As of July 1, 2012, the only facilities legally able to be reimbursed under PIP are those clinics which are registered as Health Care Clinics under AHCA and have been in existence for more than 3 years. Upon learning of this, AHCA General Counsel issued a memorandum indicating that the Agency believes both statutory sections become effective on January 1, 2013, thereby eliminating the glitch.
Examinations Under Oath (EUO) are now a condition precedent to receiving PIP benefits. This is in direct response to the 4 th DCA opinion in Maximus/Custer which (rightly) explained that attendance at an Examination Under Oath (EUO) is a condition subsequent, not a condition precedent to receiving benefits.
The legislative change, which is completely at odds with the legal definition of a condition precedent, shifts the burden of proof from the Defendant to the Plaintiff and drastically lowers the threshold to be met for a carrier to deny a claim.
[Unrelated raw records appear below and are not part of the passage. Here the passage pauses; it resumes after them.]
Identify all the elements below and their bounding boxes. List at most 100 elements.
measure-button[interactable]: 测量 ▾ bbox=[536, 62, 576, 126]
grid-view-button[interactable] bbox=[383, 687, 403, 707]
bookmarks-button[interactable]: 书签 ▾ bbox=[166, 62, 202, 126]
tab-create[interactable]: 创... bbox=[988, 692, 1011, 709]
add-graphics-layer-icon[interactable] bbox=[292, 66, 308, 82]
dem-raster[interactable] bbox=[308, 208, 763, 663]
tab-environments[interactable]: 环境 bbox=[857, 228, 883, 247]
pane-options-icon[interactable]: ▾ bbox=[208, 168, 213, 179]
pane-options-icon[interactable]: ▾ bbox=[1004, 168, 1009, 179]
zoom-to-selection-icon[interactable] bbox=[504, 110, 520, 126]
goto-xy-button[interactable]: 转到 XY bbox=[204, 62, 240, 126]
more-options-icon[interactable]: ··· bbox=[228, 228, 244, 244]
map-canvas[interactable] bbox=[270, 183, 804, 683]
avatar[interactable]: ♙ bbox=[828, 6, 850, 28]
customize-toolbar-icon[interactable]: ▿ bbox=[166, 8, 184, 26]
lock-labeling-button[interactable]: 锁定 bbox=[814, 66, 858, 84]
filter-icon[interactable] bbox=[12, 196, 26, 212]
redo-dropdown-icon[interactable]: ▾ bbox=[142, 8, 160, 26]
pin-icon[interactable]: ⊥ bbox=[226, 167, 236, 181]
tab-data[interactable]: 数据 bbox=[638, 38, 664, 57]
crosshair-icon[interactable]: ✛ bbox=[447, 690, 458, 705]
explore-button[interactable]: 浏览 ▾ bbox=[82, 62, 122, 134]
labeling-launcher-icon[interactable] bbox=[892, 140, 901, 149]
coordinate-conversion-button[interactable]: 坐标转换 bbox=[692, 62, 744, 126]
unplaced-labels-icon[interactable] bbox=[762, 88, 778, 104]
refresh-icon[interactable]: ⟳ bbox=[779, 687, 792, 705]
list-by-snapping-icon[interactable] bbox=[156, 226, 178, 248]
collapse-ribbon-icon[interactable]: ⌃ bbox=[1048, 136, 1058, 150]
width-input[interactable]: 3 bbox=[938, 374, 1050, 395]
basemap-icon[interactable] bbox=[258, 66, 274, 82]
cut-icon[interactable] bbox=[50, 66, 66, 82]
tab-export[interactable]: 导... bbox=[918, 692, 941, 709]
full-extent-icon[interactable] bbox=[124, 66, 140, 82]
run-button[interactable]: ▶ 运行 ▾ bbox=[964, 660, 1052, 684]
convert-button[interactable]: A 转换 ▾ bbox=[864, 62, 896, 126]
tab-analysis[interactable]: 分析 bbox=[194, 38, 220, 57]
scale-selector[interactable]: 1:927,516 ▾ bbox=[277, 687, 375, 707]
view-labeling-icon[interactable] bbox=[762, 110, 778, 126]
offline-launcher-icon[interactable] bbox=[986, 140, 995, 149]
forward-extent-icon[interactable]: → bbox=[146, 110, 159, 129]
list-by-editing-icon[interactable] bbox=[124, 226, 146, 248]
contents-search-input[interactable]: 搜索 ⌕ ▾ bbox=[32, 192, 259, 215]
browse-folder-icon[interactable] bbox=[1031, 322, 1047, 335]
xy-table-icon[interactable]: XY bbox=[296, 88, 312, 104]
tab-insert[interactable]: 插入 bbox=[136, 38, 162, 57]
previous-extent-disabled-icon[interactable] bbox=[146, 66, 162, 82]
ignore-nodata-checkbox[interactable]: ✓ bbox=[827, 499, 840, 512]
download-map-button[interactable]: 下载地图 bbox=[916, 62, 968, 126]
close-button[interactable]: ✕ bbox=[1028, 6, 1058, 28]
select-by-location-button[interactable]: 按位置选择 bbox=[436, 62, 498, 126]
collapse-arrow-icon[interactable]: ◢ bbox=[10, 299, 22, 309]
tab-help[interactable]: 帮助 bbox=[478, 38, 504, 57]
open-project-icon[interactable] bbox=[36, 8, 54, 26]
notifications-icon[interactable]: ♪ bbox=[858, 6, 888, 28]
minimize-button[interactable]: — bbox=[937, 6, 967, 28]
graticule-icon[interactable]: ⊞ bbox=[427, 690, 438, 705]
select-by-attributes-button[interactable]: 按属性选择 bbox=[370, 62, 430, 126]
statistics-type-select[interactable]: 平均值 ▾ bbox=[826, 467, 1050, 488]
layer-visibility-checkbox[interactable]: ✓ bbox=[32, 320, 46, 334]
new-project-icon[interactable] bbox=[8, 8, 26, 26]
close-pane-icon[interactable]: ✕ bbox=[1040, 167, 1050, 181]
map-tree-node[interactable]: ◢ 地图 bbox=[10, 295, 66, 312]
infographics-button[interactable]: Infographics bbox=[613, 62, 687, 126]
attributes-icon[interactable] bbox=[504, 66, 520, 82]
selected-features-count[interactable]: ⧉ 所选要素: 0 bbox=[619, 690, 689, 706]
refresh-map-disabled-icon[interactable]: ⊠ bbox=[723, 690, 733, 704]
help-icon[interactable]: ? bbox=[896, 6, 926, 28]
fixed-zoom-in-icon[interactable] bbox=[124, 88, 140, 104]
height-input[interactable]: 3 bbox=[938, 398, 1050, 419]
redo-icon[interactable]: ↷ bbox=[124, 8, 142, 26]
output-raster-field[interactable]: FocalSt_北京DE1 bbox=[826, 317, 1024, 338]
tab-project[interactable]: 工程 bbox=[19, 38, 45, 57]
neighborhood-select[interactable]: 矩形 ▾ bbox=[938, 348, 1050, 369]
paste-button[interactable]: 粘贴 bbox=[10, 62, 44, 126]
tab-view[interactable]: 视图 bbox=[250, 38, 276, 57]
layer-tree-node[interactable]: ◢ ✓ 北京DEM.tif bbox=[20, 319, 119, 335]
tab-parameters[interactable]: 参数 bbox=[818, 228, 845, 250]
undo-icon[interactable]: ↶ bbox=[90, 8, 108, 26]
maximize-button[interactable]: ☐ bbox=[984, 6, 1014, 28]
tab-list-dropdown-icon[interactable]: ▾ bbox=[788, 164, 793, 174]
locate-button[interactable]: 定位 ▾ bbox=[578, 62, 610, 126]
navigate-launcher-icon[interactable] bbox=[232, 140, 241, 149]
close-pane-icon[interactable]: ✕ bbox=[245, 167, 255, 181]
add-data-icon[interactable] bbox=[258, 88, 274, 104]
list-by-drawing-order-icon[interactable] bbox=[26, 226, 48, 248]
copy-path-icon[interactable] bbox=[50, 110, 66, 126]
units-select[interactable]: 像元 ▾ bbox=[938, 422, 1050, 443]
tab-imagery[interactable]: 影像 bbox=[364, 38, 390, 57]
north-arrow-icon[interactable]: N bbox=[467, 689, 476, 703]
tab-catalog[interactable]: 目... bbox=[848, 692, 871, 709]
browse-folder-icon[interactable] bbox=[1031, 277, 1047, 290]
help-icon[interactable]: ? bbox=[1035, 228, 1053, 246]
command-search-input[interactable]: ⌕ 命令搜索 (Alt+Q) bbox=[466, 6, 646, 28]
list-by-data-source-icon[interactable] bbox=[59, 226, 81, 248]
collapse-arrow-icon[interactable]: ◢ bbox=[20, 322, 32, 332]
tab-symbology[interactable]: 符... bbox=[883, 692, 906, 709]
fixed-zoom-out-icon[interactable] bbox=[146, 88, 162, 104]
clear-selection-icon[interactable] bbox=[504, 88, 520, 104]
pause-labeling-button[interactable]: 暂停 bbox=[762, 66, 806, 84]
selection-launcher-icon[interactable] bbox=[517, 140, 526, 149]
If your patient does not attend an EUO, the carrier has a strong argument that you do not have to be paid and cannot file suit until the patient complies.
Only an insured or an omnibus insured (passengers or other people who may be covered under the policy, but are not named on the policy) must attend the EUO. A health care provider is not required to attend an EUO. The questions in an EUO are limited to relevant information including accident details, coverage eligibility, or claimant information, or information that could be reasonably expected to lead to relevant information.
The carrier used to be required to prove that an insured unreasonably refused to attend an IME, showing both that there was a refusal and that it was unreasonable. The language change now makes a refusal to submit or a failure to appear at two independent medical examinations a rebuttable presumption that the refusal/failure was unreasonable. This alters the burden and the standard to favor carriers.
It is now considered unfair and deceptive trade practice if, as a general business practice, carriers conduct business as follows: The carrier fails to pay PIP claims The carrier fails to pay them until a PIP demand has been received. To counter this practice, provider will need to keep track of claims that are not paid at all and those that are paid, but not until a demand is sent.
Claims are not reimbursable if they are generated as a result of unlawful activities outlined in chapter 817.505 of Florida Statutes. Providers engaging in referring patients for payment, receiving payment for a referral of patients, engaging in patient brokering or receiving kickbacks are committing fraud. These claims are not compensable.